Burmistrz Wołomina na Mazowszu kolejny raz apeluje do Minister Klimatu i Środowiska. Elżbieta Radwan oczekuje natychmiastowej reakcji w związku z poważnym zagrożeniem, jakie stanowi nielegalne składowisko niebezpiecznych odpadów. W centrum 30-tysięcznego miasta, przy ulicy Łukasiewicza, zalega ich nawet 20 tysięcy ton.
Mieszkańcy Wołomina czują się, jakby siedzieli na bombie. Pojemniki z odpadami zgromadzone na wysypisku w centrum miasta narażone są na zmienne warunki pogodowe. Padający deszcz albo jakieś nadmierne upały mogą wpłynąć na to, że coś niebezpiecznego wydarzy się z tymi pojemnikami.
Czujemy się zagrożeni
"Zebrane tam chemikalia - łatwopalne, toksyczne - stanowią olbrzymie zagrożenie dla zdrowia mieszkańców, środowiska oraz wód gruntowych.

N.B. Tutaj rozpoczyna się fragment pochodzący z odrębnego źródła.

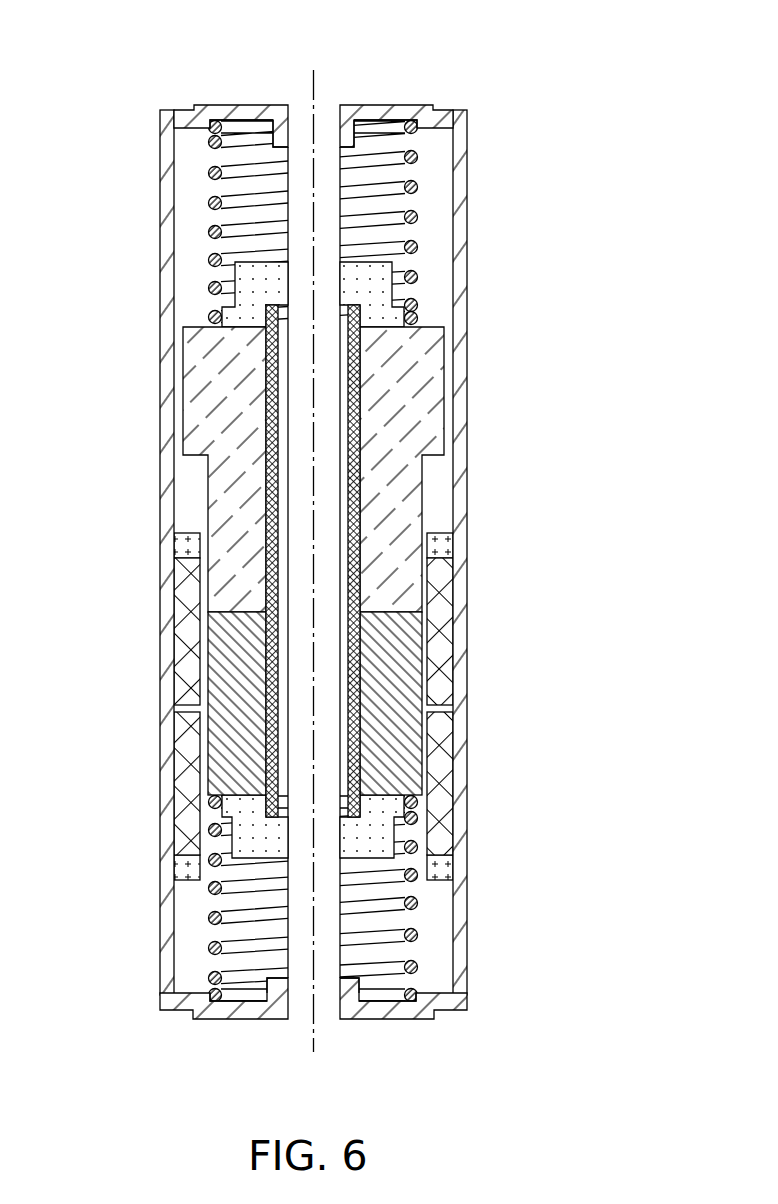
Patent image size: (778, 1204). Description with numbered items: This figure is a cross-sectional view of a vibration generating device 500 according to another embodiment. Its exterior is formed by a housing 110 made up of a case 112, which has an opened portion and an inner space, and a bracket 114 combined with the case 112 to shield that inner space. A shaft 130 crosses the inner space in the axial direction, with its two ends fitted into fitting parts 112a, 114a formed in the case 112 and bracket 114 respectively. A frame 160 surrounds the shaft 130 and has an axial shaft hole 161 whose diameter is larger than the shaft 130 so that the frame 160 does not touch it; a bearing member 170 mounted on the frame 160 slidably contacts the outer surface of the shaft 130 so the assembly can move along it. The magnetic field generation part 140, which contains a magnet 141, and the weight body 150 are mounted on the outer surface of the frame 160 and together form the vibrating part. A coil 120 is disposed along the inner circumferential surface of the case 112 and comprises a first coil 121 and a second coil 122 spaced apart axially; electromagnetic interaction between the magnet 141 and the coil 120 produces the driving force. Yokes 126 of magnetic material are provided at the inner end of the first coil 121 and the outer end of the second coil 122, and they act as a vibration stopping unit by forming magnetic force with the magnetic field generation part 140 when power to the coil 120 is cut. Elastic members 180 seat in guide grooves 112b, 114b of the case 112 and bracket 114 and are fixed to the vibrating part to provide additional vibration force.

The vibration generating device 500 is at (102, 92).
The housing 110 is at (386, 565).
The case 112 is at (347, 516).
The fitting part 112a is at (330, 125).
The guide groove 112b is at (417, 112).
The bracket 114 is at (347, 1035).
The fitting part 114a is at (342, 995).
The guide groove 114b is at (413, 1003).
The coil 120 is at (402, 706).
The first coil 121 is at (447, 678).
The second coil 122 is at (365, 783).
The yoke 126 is at (447, 545).
The shaft 130 is at (332, 168).
The magnetic field generation part 140 is at (410, 703).
The magnet 141 is at (405, 632).
The weight body 150 is at (423, 438).
The frame 160 is at (412, 561).
The shaft hole 161 is at (361, 393).
The bearing member 170 is at (380, 283).
The elastic member 180 is at (414, 241).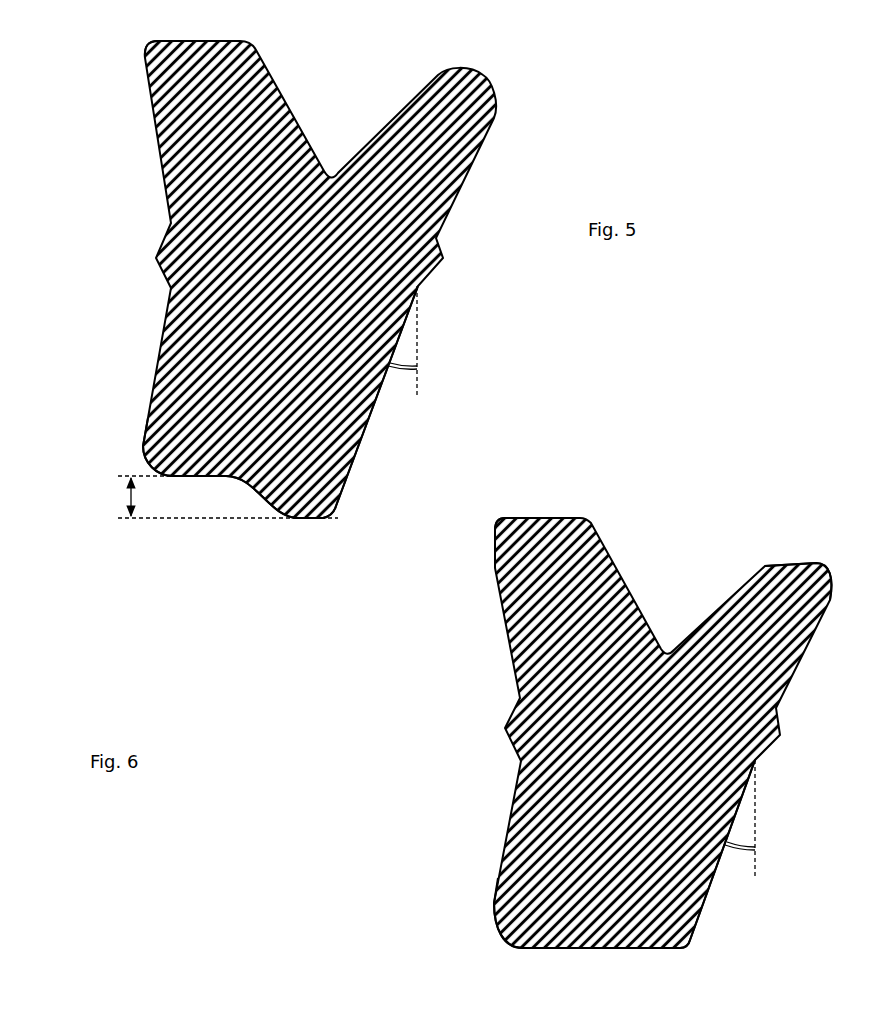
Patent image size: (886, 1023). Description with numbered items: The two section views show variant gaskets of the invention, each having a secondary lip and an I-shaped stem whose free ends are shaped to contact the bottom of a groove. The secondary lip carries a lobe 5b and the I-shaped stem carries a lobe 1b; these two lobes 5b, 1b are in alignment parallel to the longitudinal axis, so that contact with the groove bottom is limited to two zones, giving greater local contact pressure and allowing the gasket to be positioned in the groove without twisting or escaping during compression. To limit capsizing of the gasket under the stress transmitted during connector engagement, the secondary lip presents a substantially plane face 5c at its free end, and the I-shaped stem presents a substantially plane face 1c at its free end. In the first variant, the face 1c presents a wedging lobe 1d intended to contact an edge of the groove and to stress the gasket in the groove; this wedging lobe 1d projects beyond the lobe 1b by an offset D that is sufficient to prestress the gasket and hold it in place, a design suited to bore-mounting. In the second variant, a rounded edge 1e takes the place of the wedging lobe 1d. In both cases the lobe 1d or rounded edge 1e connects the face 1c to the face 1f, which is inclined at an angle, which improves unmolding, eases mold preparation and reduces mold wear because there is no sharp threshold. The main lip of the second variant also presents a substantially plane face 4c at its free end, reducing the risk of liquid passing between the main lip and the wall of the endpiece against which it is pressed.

In FIG. 5, the lobe 5b is at (136, 41).
In FIG. 6, the lobe 5b is at (484, 519).
In FIG. 5, the face 5c is at (200, 33).
In FIG. 5, the lobe 1b is at (124, 440).
In FIG. 6, the lobe 1b is at (477, 899).
In FIG. 5, the face 1c is at (190, 482).
In FIG. 6, the face 1c is at (538, 943).
In FIG. 5, the wedging lobe 1d is at (300, 520).
In FIG. 6, the rounded edge 1e is at (686, 943).
In FIG. 5, the face 1f is at (362, 422).
In FIG. 6, the face 1f is at (707, 883).
In FIG. 6, the face 4c is at (796, 570).
In FIG. 5, the offset D is at (118, 490).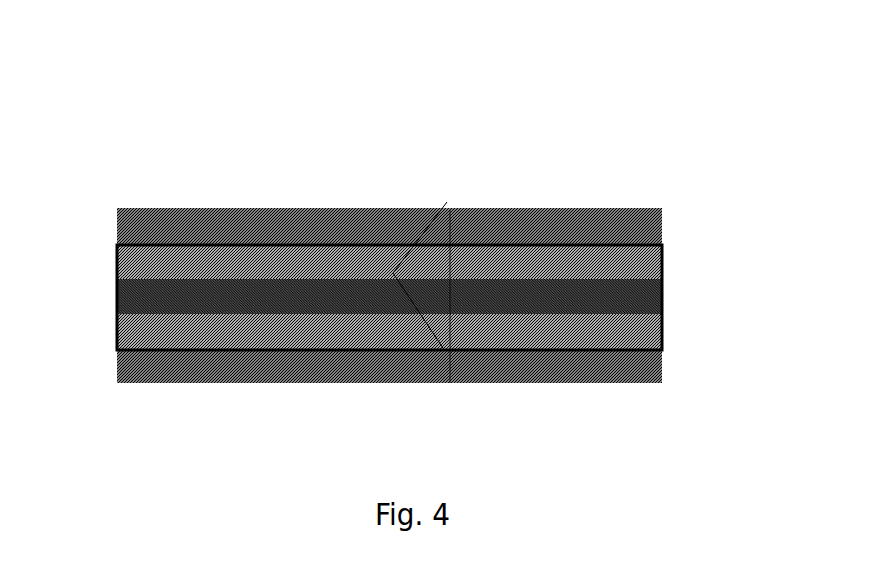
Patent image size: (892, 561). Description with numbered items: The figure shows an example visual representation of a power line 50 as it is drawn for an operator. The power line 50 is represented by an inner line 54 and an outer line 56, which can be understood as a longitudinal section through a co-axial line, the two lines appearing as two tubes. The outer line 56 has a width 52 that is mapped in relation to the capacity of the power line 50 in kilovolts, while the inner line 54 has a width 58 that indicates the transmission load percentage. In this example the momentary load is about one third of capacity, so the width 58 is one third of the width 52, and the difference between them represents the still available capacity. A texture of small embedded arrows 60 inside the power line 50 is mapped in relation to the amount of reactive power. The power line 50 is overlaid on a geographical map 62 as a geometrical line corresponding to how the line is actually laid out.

The power line 50 is at (274, 236).
The width of the outer line 52 is at (665, 247).
The inner line 54 is at (507, 297).
The outer line 56 is at (213, 327).
The width of the inner line 58 is at (113, 280).
The embedded arrows 60 is at (428, 268).
The geographical map 62 is at (575, 362).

Zanieczyszczenie rzeki Czarnej, której wody zasilają Kanał Żerański, może zagrozić, poprzez skażenie środowiska setkom tysięcy mieszkańców" - czytamy w liście do szefowej resortu klimatu i środowiska Pauliny Hennig-Kloski napisanym przez burmistrz Wołomina.